**We continue with Part 2 of Amy Carmichael for our quarterly theme of Elisabeth Elliot’s Heroes of the Faith.
She wrote fifty or more books and stayed in India without a furlough until she died. In my study here at home I have nearly two shelves full of Amy Carmichael’s books, most of them bound in blue cloth with beautiful sepia-toned photographs of the picturesque Dohnavur compounds and the happy little children—few of whom can have any notion of what would have been their fate had the Lord not sent them to this place of safety, quietness, and overflowing love.

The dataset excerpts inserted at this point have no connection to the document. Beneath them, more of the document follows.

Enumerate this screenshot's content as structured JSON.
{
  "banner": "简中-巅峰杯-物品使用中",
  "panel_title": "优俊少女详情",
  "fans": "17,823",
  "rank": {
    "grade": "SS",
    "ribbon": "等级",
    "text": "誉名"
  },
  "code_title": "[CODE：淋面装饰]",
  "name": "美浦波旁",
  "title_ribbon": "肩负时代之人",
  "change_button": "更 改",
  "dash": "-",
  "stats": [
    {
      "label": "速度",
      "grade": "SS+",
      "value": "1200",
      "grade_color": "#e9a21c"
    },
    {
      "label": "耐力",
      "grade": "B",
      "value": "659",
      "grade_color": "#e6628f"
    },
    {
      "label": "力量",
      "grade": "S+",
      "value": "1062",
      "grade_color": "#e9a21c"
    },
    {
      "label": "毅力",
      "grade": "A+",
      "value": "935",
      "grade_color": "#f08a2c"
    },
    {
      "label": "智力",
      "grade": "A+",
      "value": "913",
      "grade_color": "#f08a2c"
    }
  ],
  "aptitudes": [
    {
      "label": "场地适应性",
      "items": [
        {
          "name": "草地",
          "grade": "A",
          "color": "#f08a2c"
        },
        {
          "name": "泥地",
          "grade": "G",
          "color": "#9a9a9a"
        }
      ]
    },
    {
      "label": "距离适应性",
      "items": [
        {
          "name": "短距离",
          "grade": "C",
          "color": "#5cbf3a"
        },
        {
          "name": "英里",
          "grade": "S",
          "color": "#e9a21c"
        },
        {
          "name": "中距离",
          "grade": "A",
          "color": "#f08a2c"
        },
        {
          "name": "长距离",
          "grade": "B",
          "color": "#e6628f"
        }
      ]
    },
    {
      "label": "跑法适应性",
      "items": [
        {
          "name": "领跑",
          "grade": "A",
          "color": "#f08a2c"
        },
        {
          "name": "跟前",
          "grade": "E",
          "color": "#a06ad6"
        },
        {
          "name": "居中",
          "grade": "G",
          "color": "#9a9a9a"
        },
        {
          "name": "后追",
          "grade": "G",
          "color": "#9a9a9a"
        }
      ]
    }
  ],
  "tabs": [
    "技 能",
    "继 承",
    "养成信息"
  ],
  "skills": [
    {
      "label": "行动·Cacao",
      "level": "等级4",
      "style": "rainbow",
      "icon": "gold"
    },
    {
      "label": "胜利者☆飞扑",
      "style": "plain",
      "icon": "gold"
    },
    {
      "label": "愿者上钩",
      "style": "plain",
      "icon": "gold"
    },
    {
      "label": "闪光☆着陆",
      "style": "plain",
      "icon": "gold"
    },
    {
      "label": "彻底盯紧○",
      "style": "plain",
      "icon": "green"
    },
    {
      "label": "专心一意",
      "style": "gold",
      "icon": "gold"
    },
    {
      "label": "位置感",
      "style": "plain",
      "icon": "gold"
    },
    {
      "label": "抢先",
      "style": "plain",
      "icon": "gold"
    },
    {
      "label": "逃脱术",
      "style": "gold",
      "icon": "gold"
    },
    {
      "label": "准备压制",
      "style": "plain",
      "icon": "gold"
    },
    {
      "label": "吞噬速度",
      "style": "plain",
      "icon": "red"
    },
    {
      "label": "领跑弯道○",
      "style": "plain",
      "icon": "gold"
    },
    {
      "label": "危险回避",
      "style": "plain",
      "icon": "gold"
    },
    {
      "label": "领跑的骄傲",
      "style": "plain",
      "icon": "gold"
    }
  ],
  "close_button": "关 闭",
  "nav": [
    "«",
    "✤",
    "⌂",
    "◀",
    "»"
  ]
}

“There was a time when a gift of healing was given. Soon there was a buzz of talk, and colored stories flew all over the countryside—A place of healing! Miracles! Come, let us see! For still the multitude loves a spectacle… There was a day when we asked Him, if He willed it so, to give us the gift, the charism, that had been in apostolic times. Would it not glorify His Name? Though we did see a putting forth of power, there was not anything comparable to the healing of the first century. The charism was not given. Why was that most blessed gift not given in its fullness?
“We know not what we should pray for as we ought. Not our poor thoughts, but the counsels of the Holy One be our guide.”
Amy Carmichael (Amma to her children) has been with the Lord for many years, but her work goes on, reaching little children who without her vision would surely have perished. My husband Lars and I had the privilege of visiting Dohnavur some years ago—a lovely place of order, quietness and, of course, much joy and laughter among the children. The single women who care for them in the bungalows are called Accals. They have given themselves unreservedly for the care of the children.
A letter I received from Dohnavur a year or so ago made me think of the mountains to the west of a place called Three Pavilions, a constant reminder of Isaiah 54:10, “‘Though the mountains be shaken and the hills be removed, yet my unfailing love for you will not be shaken nor my covenant of peace be removed,’ says the Lord, who has compassion on you.” The practical truth of those words has been seen as God meets all physical needs and Dohnavur experiences His loving-kindness in countless ways.
This was their testimony as they entered into the 100th year of the mission. I am sure Amma and all her colleagues now in glory (as well as some still with us on earth) would echo the words of David found in 2 Samuel 7:22, “How great you are, O Sovereign Lord! There is no one like you, and there is no God but you.”